As provincial governments take baby steps to advance accessibility to child care, corporate tenants are increasingly demanding daycare centres in their buildings to help female employees go back to work and pursue their careers after maternity leave.
Some landlords, in turn, are prioritizing these spaces as they would a fitness centre or a meeting area, looking at child care as a property investment to attract companies.
“There’s definitely a continuing growth trend,” says Tyler Sopik, principal and lead sales representative with the Retail Services Group at Avison Young and broker for Kids and Company, a national daycare provider with more than 100 locations across North America. “Landlords are beginning to get into mixed-use real estate, which is more prevalent in all markets. With cities like Toronto being more live-work-play, 24/7, having this amenities in a building is a continuing trend.”
Kids and Company has 15 more spaces scheduled to open in the next 24 months. In Toronto, Crown Realty Partners is about to start construction on a Kids and Company centre in The Link at 300, 302 and 304 The East Mall in Etobicoke. The goal is to attract tenants to the suburbs and cater to young professionals, giving them options they would be more privy to in the downtown core.
“We have a very large pocket of vacancy right now in the suburbs of about 140,000 square feet,” says Scott Watson, partner of leasing and marketing at Crown. “We see this as putting in many amenities to attract major corporations that will also serve the surrounding residential community.”
The Link, formally the Valhalla Executive Centre, was constructed in the early 1970s. Older buildings like this often hinder landlords from building out child care centres.
“Office buildings constructed 40 or 50 years ago were never designed to accommodate these types of uses,” notes Sopik. “A lot of retrofits are happening, but I’d say a lot of our new deals in terms of expansion are in new construction buildings.”
Child care spaces require a dedicated, exclusive outdoor play area, appropriate pick-up and drop-off areas and accessible ground or second floor space with lots of natural light, among other features. Property managers at The Link had to change the zoning plan, get site approval and licensing.
“It’s one of the most highly regulated industries out there,” notes Sopik. “What takes these deals so long is the amount of high-level design, expensive buildout and making sure regulations are met to the highest degree and that it’s a safe place.”
Depending on the organization, obtaining provincial licensing can also draw out the process.
“Sometimes it takes independent child care organizations well over a year to operate the daycare,” says Watson. “It’s tough for a landlord to sit on that empty space for so long in the hopes they get their license.”
On the plus side, landlords can also acquire more rent with a child care centre in place.
“When you compare class-A office spaces that have or don’t have it there’s compelling evidence you can charge higher rents,” says Sopik. “All the buildings we occupy across the country are 60 to 70 per cent office buildings and those landlords claim their biggest amenity is child care.”
Better deals can also be negotiated with landlords who ask Kids and Company to lease their space. The savings are then passed onto the employee whose fees become less expensive, since fees fluctuate based on the cost of rent.

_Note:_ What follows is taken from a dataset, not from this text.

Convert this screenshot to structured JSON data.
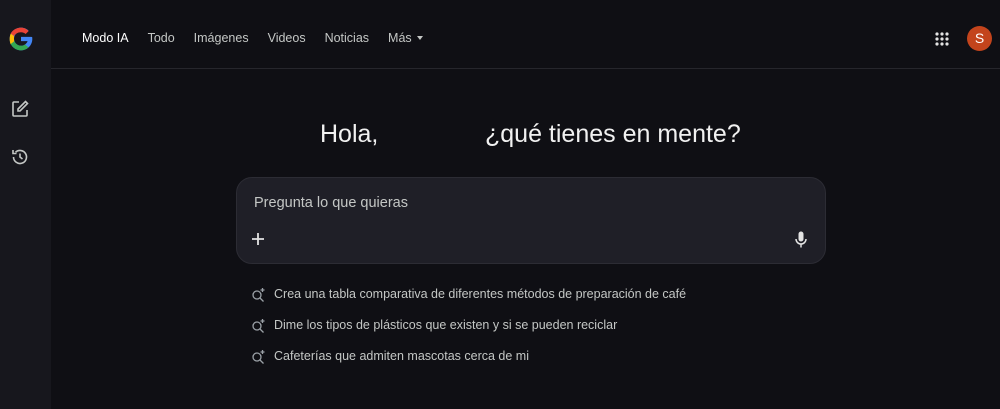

The Link’s child care centre will be one of Kids and Company’s smallest in the country at 4,300 square feet and a 60-child capacity. Most are 8,000 square feet and accommodate 100 to 120 infants and toddlers. They reside in class-A office space in cities across the country, but are less prevalent in areas like downtown Vancouver where vacancy is low.
“But in Calgary, with tons of vacant space, we’re a hot commodity because we can potentially fill up the buildings or move tenants over,” says Victoria Sopik, CEO of Kids and Company who is working alongside her son Tyler. Both are passionate about making child care more accessible in the country where infant care in lacking.
Recent provincial budget announcements show investment in child care is gaining ground. In Manitoba, a new refundable corporation income tax credit will be available for private corporations that create new child care centres in workplaces.
“To open up child care is very expensive; its capital intensive, so the more programs that help open up spaces, the better,” says Tyler.
But proposed new laws laid out in other provincial budgets don’t benefit all women returning to work after 12 or 18 months when parental leave ends. Many of these women desire convenient and flexible daycare so they can retain executive positions right away or balance a more entrepreneurial lifestyle. According to the recent Rosenzweig Report on Women at the Top Levels of Corporate Canada, just over 90 per cent of the most senior jobs continue to be held by men at the country’s 100 biggest publicly-traded companies.
Many corporations, such as banks, law firms and insurance companies, where the majority of women work in the lower rungs of leadership, are located in class-A office buildings where such an amenity could promote gender parity in the workplace. Inaccessible child care is believed to cause women to work from home. Knowing they have a guaranteed space for their child after parental leave and access to other child care centres if a company moves is one way to relieve the burden.
“More and more companies are understanding how important it is to retain talent by supporting them having children,” says Victoria. “Every year that goes by, we see more support from all the stakeholders. We see a huge need for child care in Canada and we’re happy to be part of the expansion.”